“冬馬!”立原冬美聽到了兒子的哀嚎聲,立馬沖了過來,上前抱住了他,輕聲安撫道:“媽媽在這里,媽媽在這里……”
好一會兒立原冬馬才安靜了下來。
立原冬美連忙問道:“冬馬,你沒事吧,有沒有哪里不舒服?告訴媽媽。”
“媽媽,我沒事了。”立原冬馬有些虛弱的說道,但在看見遠野瑞樹和山尾溪介后,立原冬馬渾身顫抖了起來。
立原冬美見狀又著急了起來“冬馬,你怎么了?哪里不舒服嗎?”
“啊,那時候的……”立原冬馬渾身顫抖著指著遠野瑞樹說道:“是那時候的大姐姐,她當時有戴眼鏡,但我確定就是她。”
青木松見狀上前一步,對著立原冬馬說道:“冬馬,我是刑事,能說說你看到了什么嗎?”
“我那天睡醒后就拿著望遠鏡去找媽媽,走到半路的時候,突然聽到了一個聲音說‘姐姐你根本就不明白我的夢想’,然后我就看見這個大姐姐,把另外一個拿著行李的大姐姐推了下去。

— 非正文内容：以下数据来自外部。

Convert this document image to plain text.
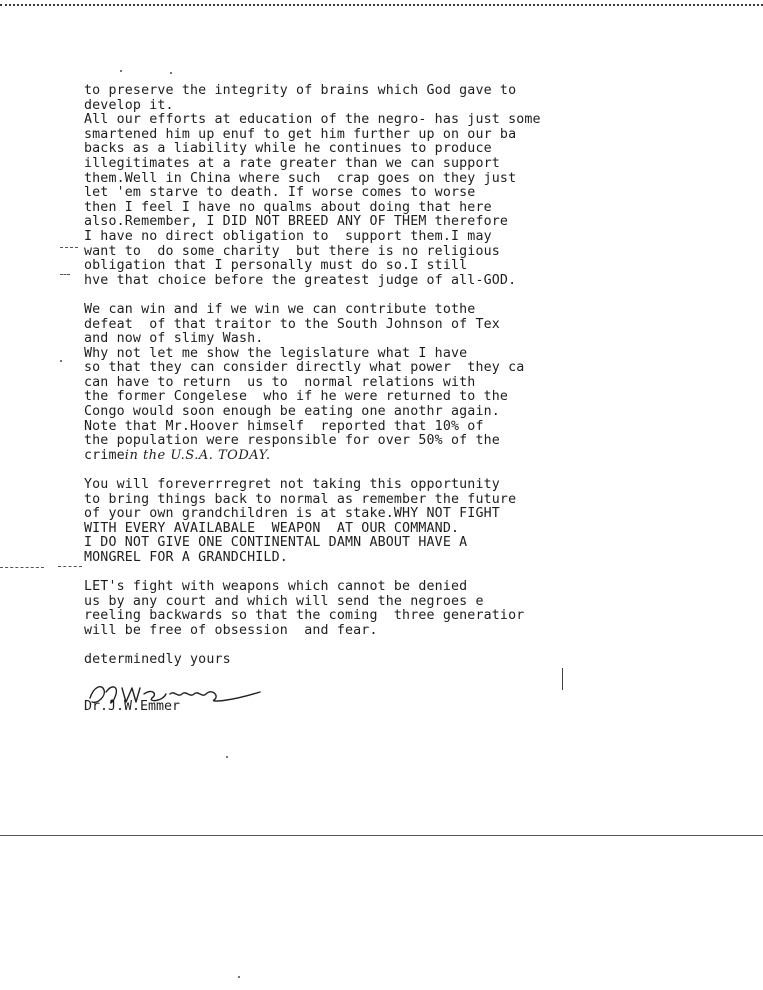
to preserve the integrity of brains which God gave to
develop it.
All our efforts at education of the negro- has just some
smartened him up enuf to get him further up on our ba
backs as a liability while he continues to produce
illegitimates at a rate greater than we can support
them.Well in China where such  crap goes on they just
let 'em starve to death. If worse comes to worse
then I feel I have no qualms about doing that here
also.Remember, I DID NOT BREED ANY OF THEM therefore
I have no direct obligation to  support them.I may
want to  do some charity  but there is no religious
obligation that I personally must do so.I still
hve that choice before the greatest judge of all-GOD.
We can win and if we win we can contribute tothe
defeat  of that traitor to the South Johnson of Tex
and now of slimy Wash.
Why not let me show the legislature what I have
so that they can consider directly what power  they ca
can have to return  us to  normal relations with
the former Congelese  who if he were returned to the
Congo would soon enough be eating one anothr again.
Note that Mr.Hoover himself  reported that 10% of
the population were responsible for over 50% of the
crimein the U.S.A. TODAY.
You will foreverrregret not taking this opportunity
to bring things back to normal as remember the future
of your own grandchildren is at stake.WHY NOT FIGHT
WITH EVERY AVAILABALE  WEAPON  AT OUR COMMAND.
I DO NOT GIVE ONE CONTINENTAL DAMN ABOUT HAVE A
MONGREL FOR A GRANDCHILD.
LET's fight with weapons which cannot be denied
us by any court and which will send the negroes e
reeling backwards so that the coming  three generatior
will be free of obsession  and fear.
determinedly yours
Dr.J.W.Emmer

那個大姐姐一下子從上面摔倒在了公路上,還沒等她起來,一輛車就開了過來,從她身上碾壓了過去,然后那個大姐姐就死了。之后那輛車停了下來,這個大哥哥走了下來,他發現了我,然后把我打暈塞到了他的車上。
我也不知道我過來多久,總之我醒過來的時候,發現還在他車上,然后,然后就看見了那一包閃亮亮的東西。這個大哥哥見我看見了那包東西,就要殺我,然后我掙扎著從車里逃了出去,在之后我一腳踩空摔了到了雪坡
“原來如此,八年前冬馬看到的其實是遠野小姐。”青木松說道。
武藤岳彥聞言看向遠野瑞樹問道:“瑞樹,這一切到底是怎么回事?”
遠野瑞樹聞言難過的說道:“我并沒有要害死夏樹的意思,夏樹收拾行李大半夜要去和一個不知道是人是鬼的男人私奔,我當時只是先讓她摔一跤,學點教訓,清醒一下腦子。
可是我沒想到夏樹才一摔下去,山尾的車就開過來了……”說到這里遠野瑞樹雙腿一軟,跪在地上哭了出來。
這八年來,她一直都因此事內心十分煎熬,有人向她求婚她也沒有同意。有喜歡的人也不敢去表白。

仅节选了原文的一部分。